Solutions Are the Challenge

Each state—depending on its history, traditions and culture—will have different answers to these questions, and people within the same state will disagree. But if the answer is “no” on any set of questions, this is an area to strengthen.

Once those areas are defined, finding solutions becomes the challenge. Most 21st century problems in legislatures will not be solved by throwing more resources at them or even by structural and procedural changes. The remedies for these ailments are more likely to come through education, training and cultural changes in the institution—all of which may be difficult to bring about.

Legislators, staff, academics and committed citizens need to come together to draw up a new agenda to strengthen legislatures.

The reformers of the 1970s had a difficult task of transforming state legislatures into something more than “sometime governments.” But, in retrospect, their task seems easy compared to today’s work of building integrity, will, commitment and trust.

The challenges facing today’s more robust legislatures are even more daunting. But that shouldn’t stop them. They need to find the mechanisms and a spirit similar to those of a previous generation of dedicated people who improved America’s state legislatures.

Karl Kurtz runs NCSL’s Trust for Representative Democracy. Brian Weberg directs NCSL’s Legislative Management program. 

‘The Sometime Governments’

The Citizens Conference on State Legislatures was a private nonprofit organization formed in 1964 to improve state legislatures. With a major grant from the Ford Foundation, it launched a 50-state study of legislatures in 1969 and published “The Sometime Governments: An Evaluation of the 50 American Legislatures” in 1971.

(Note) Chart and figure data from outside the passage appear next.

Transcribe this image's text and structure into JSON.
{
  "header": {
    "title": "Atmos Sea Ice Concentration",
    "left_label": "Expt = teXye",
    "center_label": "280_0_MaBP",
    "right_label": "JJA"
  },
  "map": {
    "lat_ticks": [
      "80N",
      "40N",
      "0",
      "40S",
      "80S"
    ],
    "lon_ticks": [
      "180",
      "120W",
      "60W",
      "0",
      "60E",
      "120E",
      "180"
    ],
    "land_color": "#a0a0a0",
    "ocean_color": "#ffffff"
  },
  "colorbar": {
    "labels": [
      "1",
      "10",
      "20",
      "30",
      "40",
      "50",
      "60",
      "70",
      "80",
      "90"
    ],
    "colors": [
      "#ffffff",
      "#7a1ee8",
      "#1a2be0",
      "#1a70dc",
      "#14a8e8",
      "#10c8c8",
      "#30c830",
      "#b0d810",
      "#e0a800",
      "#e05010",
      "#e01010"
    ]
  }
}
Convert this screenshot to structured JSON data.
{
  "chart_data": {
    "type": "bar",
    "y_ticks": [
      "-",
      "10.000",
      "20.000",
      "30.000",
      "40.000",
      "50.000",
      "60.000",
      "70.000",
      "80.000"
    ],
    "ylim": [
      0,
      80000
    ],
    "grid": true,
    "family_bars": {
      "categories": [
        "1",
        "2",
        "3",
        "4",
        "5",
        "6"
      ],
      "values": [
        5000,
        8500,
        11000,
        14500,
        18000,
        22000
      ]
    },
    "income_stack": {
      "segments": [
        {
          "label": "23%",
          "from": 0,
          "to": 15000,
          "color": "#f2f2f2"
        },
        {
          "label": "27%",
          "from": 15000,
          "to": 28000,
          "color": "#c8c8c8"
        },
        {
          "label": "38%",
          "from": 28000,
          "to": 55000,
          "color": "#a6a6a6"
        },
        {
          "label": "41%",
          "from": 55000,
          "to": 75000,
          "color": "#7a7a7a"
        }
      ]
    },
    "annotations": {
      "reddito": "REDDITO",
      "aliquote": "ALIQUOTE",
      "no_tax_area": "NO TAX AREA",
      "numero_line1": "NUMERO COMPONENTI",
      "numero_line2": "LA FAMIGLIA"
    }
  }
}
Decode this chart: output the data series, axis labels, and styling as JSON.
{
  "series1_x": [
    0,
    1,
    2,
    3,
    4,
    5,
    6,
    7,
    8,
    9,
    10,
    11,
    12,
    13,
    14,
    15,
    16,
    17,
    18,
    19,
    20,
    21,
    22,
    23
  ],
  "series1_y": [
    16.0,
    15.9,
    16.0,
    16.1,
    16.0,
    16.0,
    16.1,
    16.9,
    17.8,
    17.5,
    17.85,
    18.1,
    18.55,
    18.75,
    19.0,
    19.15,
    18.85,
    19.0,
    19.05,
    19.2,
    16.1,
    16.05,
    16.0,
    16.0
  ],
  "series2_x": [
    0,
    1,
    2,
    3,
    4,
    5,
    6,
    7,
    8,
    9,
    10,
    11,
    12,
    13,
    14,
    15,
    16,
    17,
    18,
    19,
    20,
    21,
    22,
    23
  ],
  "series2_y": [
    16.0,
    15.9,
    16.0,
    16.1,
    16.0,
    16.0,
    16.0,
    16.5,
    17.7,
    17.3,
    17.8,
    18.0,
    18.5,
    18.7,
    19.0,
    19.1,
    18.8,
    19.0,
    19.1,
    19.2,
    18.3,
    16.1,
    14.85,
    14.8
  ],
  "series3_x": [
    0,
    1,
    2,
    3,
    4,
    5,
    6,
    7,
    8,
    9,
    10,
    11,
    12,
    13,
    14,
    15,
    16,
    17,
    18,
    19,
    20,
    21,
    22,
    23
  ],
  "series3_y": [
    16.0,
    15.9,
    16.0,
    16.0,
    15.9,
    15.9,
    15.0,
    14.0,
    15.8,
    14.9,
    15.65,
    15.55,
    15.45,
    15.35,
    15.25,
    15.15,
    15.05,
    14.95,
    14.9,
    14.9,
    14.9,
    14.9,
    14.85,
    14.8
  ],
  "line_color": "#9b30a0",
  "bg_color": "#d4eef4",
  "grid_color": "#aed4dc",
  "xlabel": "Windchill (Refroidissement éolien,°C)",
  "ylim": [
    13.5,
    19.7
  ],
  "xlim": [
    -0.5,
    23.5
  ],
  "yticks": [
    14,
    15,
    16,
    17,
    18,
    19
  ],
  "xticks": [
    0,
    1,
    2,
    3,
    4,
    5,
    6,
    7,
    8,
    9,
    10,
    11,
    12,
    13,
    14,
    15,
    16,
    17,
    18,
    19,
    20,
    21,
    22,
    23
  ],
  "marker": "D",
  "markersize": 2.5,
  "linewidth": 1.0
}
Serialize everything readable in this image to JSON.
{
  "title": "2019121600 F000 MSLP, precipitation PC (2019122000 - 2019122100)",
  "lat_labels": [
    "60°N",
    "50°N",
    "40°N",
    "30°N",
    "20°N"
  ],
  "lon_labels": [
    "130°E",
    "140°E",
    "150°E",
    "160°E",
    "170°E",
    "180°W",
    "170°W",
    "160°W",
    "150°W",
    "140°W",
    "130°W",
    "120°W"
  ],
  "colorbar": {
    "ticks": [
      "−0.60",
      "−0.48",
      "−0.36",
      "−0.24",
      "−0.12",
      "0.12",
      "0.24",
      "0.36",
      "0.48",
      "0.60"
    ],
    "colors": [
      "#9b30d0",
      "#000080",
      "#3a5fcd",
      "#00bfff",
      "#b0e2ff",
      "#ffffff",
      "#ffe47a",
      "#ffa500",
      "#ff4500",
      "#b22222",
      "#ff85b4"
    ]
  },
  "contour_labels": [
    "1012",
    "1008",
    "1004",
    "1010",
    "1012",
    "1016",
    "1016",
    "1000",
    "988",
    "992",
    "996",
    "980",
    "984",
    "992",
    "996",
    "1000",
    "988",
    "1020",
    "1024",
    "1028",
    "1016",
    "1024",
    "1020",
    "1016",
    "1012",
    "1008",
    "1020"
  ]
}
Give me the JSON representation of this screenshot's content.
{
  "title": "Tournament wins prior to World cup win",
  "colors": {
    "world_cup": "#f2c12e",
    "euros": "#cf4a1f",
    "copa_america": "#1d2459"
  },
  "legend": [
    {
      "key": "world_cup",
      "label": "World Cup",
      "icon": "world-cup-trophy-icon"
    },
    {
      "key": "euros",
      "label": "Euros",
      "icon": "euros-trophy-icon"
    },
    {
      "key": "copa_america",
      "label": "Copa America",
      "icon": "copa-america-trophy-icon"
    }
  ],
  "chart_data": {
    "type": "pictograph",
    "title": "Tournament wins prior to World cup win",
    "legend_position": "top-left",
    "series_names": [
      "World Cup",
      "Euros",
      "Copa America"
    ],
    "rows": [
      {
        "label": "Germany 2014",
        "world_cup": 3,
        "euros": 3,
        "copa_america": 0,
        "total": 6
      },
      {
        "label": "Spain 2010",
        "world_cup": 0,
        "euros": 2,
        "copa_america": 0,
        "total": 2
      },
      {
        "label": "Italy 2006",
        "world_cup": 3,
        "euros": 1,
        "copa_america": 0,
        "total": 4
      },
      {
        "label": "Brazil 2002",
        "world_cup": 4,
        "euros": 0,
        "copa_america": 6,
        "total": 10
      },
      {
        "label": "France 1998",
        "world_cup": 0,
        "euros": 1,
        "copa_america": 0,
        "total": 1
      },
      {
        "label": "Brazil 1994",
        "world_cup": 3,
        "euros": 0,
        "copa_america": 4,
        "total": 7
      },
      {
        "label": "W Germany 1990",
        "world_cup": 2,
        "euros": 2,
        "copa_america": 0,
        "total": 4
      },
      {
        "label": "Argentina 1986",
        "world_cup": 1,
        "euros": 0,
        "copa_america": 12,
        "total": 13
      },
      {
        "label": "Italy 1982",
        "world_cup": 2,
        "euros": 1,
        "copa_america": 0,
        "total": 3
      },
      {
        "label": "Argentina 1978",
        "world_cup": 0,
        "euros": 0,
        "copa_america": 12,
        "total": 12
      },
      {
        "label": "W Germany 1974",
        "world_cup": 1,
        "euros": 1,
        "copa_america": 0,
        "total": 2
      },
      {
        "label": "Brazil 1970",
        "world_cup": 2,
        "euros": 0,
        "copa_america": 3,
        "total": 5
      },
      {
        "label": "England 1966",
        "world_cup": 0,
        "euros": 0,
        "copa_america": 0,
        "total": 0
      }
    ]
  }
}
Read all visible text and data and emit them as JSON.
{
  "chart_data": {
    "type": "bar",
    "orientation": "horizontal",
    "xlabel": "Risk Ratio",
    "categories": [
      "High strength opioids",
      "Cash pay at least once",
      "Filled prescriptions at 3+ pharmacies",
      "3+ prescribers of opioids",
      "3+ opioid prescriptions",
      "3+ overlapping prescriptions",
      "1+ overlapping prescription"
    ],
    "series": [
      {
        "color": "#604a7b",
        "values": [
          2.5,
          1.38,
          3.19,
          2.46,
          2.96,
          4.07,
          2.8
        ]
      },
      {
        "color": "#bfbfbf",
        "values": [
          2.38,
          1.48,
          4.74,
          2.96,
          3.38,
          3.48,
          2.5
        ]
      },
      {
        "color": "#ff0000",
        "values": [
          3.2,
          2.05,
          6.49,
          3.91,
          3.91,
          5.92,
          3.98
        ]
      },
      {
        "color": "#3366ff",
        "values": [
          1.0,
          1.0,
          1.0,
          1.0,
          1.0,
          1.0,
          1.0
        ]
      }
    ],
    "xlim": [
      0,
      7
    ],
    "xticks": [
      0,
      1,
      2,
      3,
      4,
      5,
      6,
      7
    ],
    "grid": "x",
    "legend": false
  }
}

Based on criteria for “functional, accountable, informed, independent and representative” legislatures, the book evaluated state legislatures and ranked them from one to 50. The rankings caused a considerable stir among state lawmakers, and were an effective call to action: No state wanted to remain ranked in the bottom half of the list or to be below its neighbors or rivals.

The book contained both general recommendations for all states and specific recommendations for each legislature. The recommendations focused on such things as the length of the session, number of members, committee organization, facilities and staffing. They were highly prescriptive and specific.

During the study, the Citizens Conference was directed by Larry Margolis, former chief of staff to California Speaker Jesse Unruh, who led the transformation of the California Legislature into a full-time, professional body in the late 1960s. The implicit standard of “The Sometime Governments” was that all legislatures should look like California’s, which, not surprisingly, came out No. 1 in the rankings.